Blue Ocean Strategy has been successfully applied in several situations. Kim and Mauborgne discuss Cirque du Soleil’s blue ocean strategy where Cirque rose from obscurity at a time when the conventional circuses were having problems being profitable.  In this example, without getting into great detail, you can see how an uncontested market space was developed (human based acrobatic show) and made the competition irrelevant.  The target demographic with different, the content is renewable and the scope is worldwide.  There are other great examples such as airlines, news agencies and a winery; the methods and practices discussed are impressive but seem, at points, to be little hard to translate to pharmaceuticals.  The authors then present a very relatable example.  When Novo Nordisk (NN) retooled how they thought of their insulin franchise, switching focus from the usual key influencer (traditionally physicians) and shifting the industry’s focus to the patient population they changed the world of diabetes sales.  NN went on to find what the patient’s needs and wants were, developing the Novo Pen – a much smaller, handier device that held the syringe and the cartridge of insulin and could be transported discreetly.  Novo Nordisk continued to revolutionize devices and dominated market share as a result.

So where does CI/MI fit into this picture? Well, like our favorite Sun Tzu quote from The Art of War states “If you know the enemy and know yourself, you need not fear the result of a hundred battles. If you know yourself but not the enemy, for every victory gained you will also suffer a defeat. If you know neither the enemy nor yourself, you will succumb in every battle.” While this might seem a bit red ocean – we have to swim through the red ocean to enjoy the blue! A complete deep dive study of the competition is first necessary – and this, in our estimation, would need to include seeking out unexpected competitors, possible merger and acquisition game changers and several other factors. Once this is done the focus needs to turn to your organization. We have seen time and again some of the larger more mature pharma companies have no idea the resources they can tap internally. There needs to be consolidation of intellectual property and ideas, resources and strategy. Research into what patient populations and/or end-user possibilities need to be established in order to find the value innovation. Plans need to be set in motion to continue the search after the immediate need is met.
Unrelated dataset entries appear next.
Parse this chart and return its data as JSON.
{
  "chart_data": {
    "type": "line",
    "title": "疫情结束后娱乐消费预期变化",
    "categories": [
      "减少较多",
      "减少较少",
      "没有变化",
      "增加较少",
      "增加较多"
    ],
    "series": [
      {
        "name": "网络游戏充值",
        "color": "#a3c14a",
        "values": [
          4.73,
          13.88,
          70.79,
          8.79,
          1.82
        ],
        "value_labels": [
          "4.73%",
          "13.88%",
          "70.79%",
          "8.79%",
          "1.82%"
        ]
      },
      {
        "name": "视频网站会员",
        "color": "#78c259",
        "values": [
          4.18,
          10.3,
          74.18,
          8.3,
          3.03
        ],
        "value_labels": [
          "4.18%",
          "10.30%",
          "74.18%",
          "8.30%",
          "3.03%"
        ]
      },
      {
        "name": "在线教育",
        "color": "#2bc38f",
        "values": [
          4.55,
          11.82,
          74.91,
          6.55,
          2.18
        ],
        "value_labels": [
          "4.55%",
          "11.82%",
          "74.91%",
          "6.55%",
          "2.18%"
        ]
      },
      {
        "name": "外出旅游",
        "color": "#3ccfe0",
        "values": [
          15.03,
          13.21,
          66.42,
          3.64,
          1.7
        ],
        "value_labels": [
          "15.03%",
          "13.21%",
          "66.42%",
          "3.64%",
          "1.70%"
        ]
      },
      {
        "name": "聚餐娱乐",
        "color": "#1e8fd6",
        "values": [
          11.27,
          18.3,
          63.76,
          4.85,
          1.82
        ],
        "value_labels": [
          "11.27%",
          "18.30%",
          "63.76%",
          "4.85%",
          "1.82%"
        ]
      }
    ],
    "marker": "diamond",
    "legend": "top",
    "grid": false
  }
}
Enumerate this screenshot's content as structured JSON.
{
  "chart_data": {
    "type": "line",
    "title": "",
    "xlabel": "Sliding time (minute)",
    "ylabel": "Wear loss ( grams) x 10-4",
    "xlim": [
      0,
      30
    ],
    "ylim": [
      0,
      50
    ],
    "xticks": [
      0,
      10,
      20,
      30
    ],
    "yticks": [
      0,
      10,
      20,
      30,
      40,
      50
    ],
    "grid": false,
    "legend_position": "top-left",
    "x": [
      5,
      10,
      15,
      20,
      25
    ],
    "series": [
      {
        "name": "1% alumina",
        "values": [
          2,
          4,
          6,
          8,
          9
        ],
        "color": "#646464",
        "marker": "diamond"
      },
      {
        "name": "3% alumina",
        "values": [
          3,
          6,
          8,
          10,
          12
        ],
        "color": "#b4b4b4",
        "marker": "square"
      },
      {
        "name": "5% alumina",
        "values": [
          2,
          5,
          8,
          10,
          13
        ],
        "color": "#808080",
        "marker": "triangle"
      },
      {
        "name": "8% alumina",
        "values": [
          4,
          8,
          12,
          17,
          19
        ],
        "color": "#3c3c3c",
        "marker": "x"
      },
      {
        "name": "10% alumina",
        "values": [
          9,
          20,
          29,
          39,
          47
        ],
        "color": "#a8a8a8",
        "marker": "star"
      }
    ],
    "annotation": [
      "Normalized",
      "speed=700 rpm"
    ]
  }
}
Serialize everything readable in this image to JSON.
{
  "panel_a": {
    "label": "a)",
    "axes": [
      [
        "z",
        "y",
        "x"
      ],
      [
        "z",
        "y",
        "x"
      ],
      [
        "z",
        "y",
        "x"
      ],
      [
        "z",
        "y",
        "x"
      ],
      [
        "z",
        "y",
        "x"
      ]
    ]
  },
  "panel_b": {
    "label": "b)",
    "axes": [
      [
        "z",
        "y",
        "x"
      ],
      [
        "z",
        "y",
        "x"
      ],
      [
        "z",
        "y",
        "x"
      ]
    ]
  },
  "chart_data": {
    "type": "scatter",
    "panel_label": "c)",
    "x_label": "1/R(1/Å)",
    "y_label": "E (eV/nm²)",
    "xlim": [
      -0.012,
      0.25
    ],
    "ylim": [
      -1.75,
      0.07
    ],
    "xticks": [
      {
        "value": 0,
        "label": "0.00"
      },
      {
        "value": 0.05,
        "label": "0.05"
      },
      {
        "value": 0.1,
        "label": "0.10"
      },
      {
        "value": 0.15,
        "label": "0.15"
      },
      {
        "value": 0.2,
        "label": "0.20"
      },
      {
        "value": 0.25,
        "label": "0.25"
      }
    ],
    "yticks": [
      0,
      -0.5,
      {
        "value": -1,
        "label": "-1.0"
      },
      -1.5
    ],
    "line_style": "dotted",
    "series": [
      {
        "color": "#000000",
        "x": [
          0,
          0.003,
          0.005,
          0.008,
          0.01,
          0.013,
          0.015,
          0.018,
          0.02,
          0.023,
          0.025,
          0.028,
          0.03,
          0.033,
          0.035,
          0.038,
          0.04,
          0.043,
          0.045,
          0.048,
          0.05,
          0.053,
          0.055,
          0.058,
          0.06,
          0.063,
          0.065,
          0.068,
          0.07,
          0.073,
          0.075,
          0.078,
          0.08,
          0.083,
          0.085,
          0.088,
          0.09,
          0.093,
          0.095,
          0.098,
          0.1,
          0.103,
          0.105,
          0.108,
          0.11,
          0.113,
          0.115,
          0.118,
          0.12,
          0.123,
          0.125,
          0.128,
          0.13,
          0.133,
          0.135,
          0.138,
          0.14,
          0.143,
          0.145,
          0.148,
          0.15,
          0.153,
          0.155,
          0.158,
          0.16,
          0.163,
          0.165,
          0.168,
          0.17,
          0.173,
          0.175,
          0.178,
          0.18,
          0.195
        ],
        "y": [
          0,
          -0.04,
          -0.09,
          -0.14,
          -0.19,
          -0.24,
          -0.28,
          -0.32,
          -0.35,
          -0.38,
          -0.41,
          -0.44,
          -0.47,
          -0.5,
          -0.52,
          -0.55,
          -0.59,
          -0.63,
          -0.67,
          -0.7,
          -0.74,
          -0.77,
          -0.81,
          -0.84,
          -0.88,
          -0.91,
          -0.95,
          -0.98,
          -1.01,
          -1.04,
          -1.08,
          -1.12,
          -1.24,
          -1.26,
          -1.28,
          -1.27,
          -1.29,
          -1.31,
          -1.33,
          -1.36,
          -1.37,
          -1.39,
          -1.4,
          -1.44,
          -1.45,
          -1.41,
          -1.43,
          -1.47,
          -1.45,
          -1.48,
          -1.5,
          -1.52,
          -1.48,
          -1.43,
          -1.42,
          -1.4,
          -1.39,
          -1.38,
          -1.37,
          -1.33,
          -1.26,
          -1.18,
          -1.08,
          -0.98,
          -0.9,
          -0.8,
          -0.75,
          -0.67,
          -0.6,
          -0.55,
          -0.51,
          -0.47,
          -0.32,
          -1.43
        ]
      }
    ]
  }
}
All of us get caught up in our day to day job, our lives, and our families but there’s value in taking a step back and re-thinking what may become commonplace and see where we can strive for improvements.  Blue Ocean Strategy promotes this concept.  Blue Ocean Strategy teaches us to ”create uncontested marketplaces by making the competition irrelevant, creating and capturing new demand, break through the value-cost trade off and align the whole system of a firm’s activities in pursuit of differentiation and low cost.”

So now a blue ocean sounds promising in more ways than one.  Happy, healthy and prosperous 2013!



“Blue Ocean Strategy: How to Create Uncontested Market Space and Make the Competition Irrelevant”. W. Chan Kim and Renee Mauborgne. Harvard Business School Publishing Corp, 2005.

“Blue Ocean Strategy: How to Create Uncontested Market Space and Make the Competition Irrelevant”. W. Chan Kim and Renee Mauborgne. Harvard Business School Publishing Corp, 2005.